2-2 Electric Current

What is current?

Think about the Niagara River, flowing from Lake Erie to Lake Ontario. (Of course the most famous thing about this river is Niagara Falls.)

Original source: ourniagarariver.ca

As far as rivers go, this one is pretty large. According to the Niagara Peninsula Conservation Authority, 5700 cubic metres of water flows through this river every second; this is the "current." Put another way, imagine a standard-sized basketball court, which has a surface area of 420 m². The volume of water flowing down the Niagara River every second is a box of water covering that court, 13.5 m high -- which is over four stories!

On the other hand, the Rouge River on the east edge of Scarborough is much smaller. It's much narrower, isn't very deep, and doesn't flow very quickly. According to the Toronto and Region Conservation Authority, the average amount of water flowing through the Rouge River at any one time is roughly 1 to 2 cubic metres per second.

So, the Rouge River's current is much less than the Niagara River's current: less water flows through it.

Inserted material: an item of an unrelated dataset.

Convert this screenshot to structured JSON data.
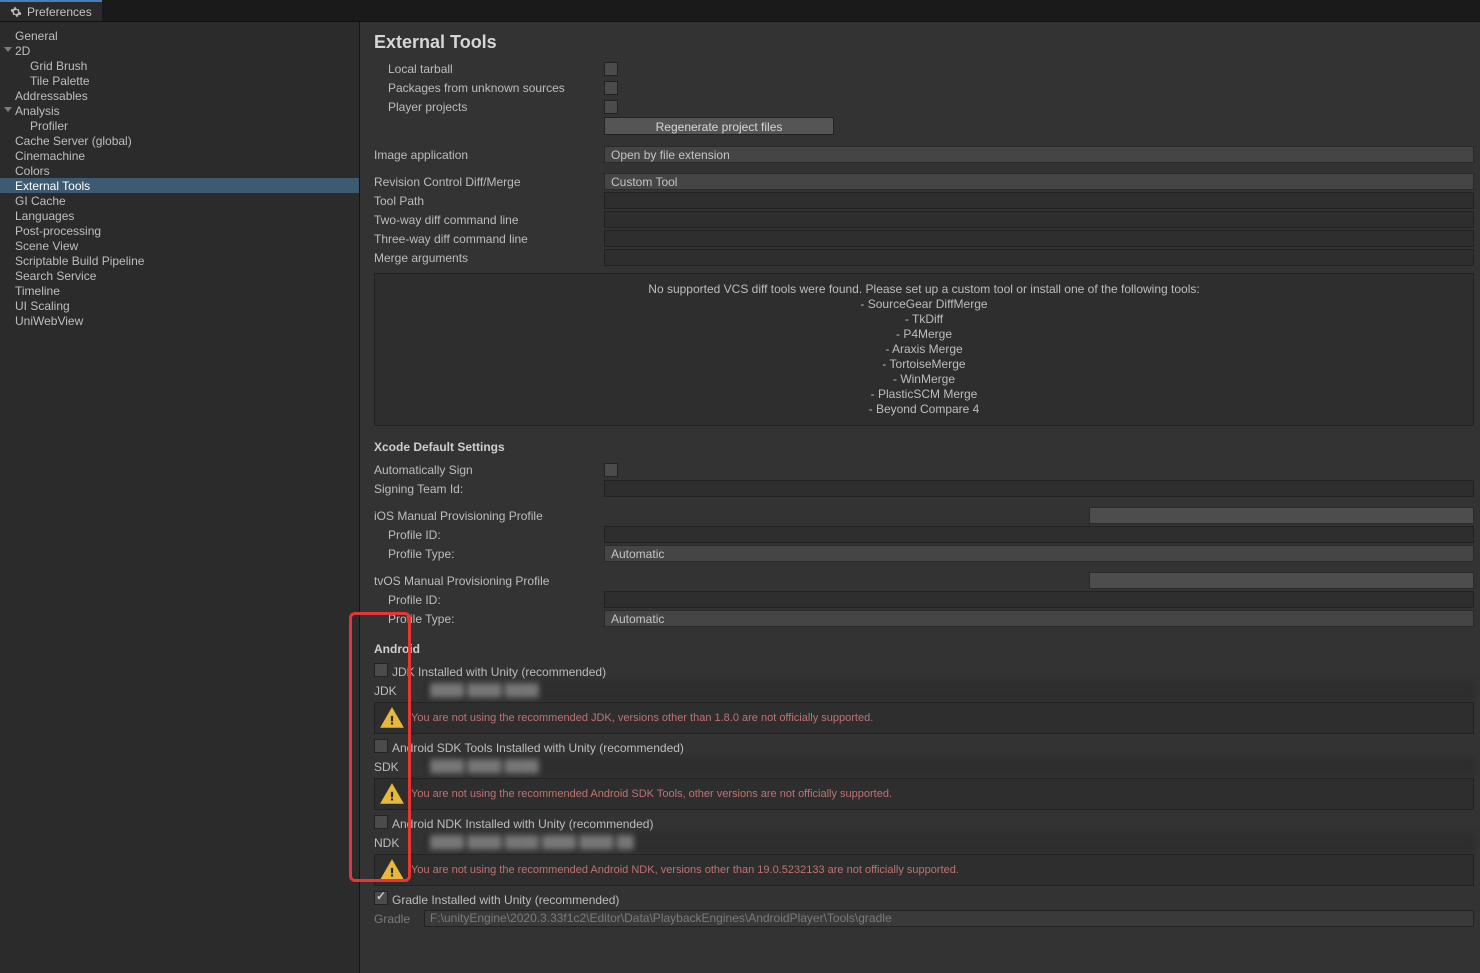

Electric current describes how much electric charge flows past a point every second. Let's zoom-in on a wire and take a look at some charges flowing past.

Here we can see a wire, and a few of the electrons in it. (We won't bother showing the positive charges because they don't move anyway.) The electrons are moving to the right, and there aren't too many of them. Here, the current is low.

In this wire, there are a lot more charges moving to the right. (There could be a few reasons why this would happen, which we will get to later.) Here, the current is high.

Measuring Electric Charge

Individual electrons are extremely small. How small, you ask? One electron has a mass of 0.0000000000000000000000000000009 kg.

So, counting individual electrons is not going to work, because there are too many of them. What we can do is count groups of electrons instead. Every electron is the same, so this method works pretty well.

Mass is measured in kilograms (kg). Length is measured in metres (m). Electric charge is measured in coulombs (C), which is named after the colourfully-named Charles-Augustin de Coulomb, a French scientist from the 1700s.

One coulomb (1 C) is the charge on 6.24 × 10¹⁸ electrons. That's a lot of electrons, because electrons are tiny. That's our "group of electrons" from above.

Measuring Electric Current

Now let's revisit our two wires, and put a line across them. This is where we'll be counting our charges; imagine standing on an overpass over a highway, counting cars that go past you every second.

There are two things we can say about these two wires, both which mean the same thing.

More electrons move past the line every second in wire #1 than wire #2.
More coulombs of charge move past the line every second in wire #1 than wire #2.

Remember, since it's awkward to count individual electrons, it's much easier to count the number of coulombs of charge instead.

Quick check

Which of the wires has a higher current, wire #1 or wire #2?

Quantity of electric charge is given the symbol Q. (It would make sense to use C as the symbol, but that's just not what we use.) So, to say we have a charge of positive four coulombs, we could write that like this: Q = +4 C

Now we can formally define the unit of electric current: the ampere, or amp for short.

If a current of one ampere (1 A) passes through a point in a wire, then one coulomb of charge passes that point every second.

Current is given the symbol I. (Again, it would make sense to use C, but that's what the world uses.) If you write your capital letter i without the "sticks" at the top and bottom, you might want to make sure you do that here, to make sure it doesn't look like a lowercase L or the number 1.

Now we can put this together into an equation which relates charge (Q, measured in coulombs), current (I, measured in amps), and time (t, measured in seconds):

Example: In a wire, a charge of 25 C moves past a point in a time of 3.5 s. What is the current in the wire at that point?

Given information:

Q = 25 C

t = 3.5 s

I = ?

I = Q/t = (25 C)/(3.5 s) = 7.1 A

The video below is the first in the TVO Electricity series that looks at current electricity. The first bit talks about electric circuits, but about halfway through it starts to talk about current and charge itself.

Practice Questions

The Basics

In your own words, describe what electric current is.
How would you write that you had a charge of (a.) positive 3.5 coulombs, (b.) negative 0.75 coulombs, and (c.) positive 0.0001 coulombs?

Extensions

Find the current through a light bulb which has 2.9 C of charge passing through in 8.5 s.
How long does it take for 77 C of charge to pass through an electric kettle, if the current through the kettle is 11 A?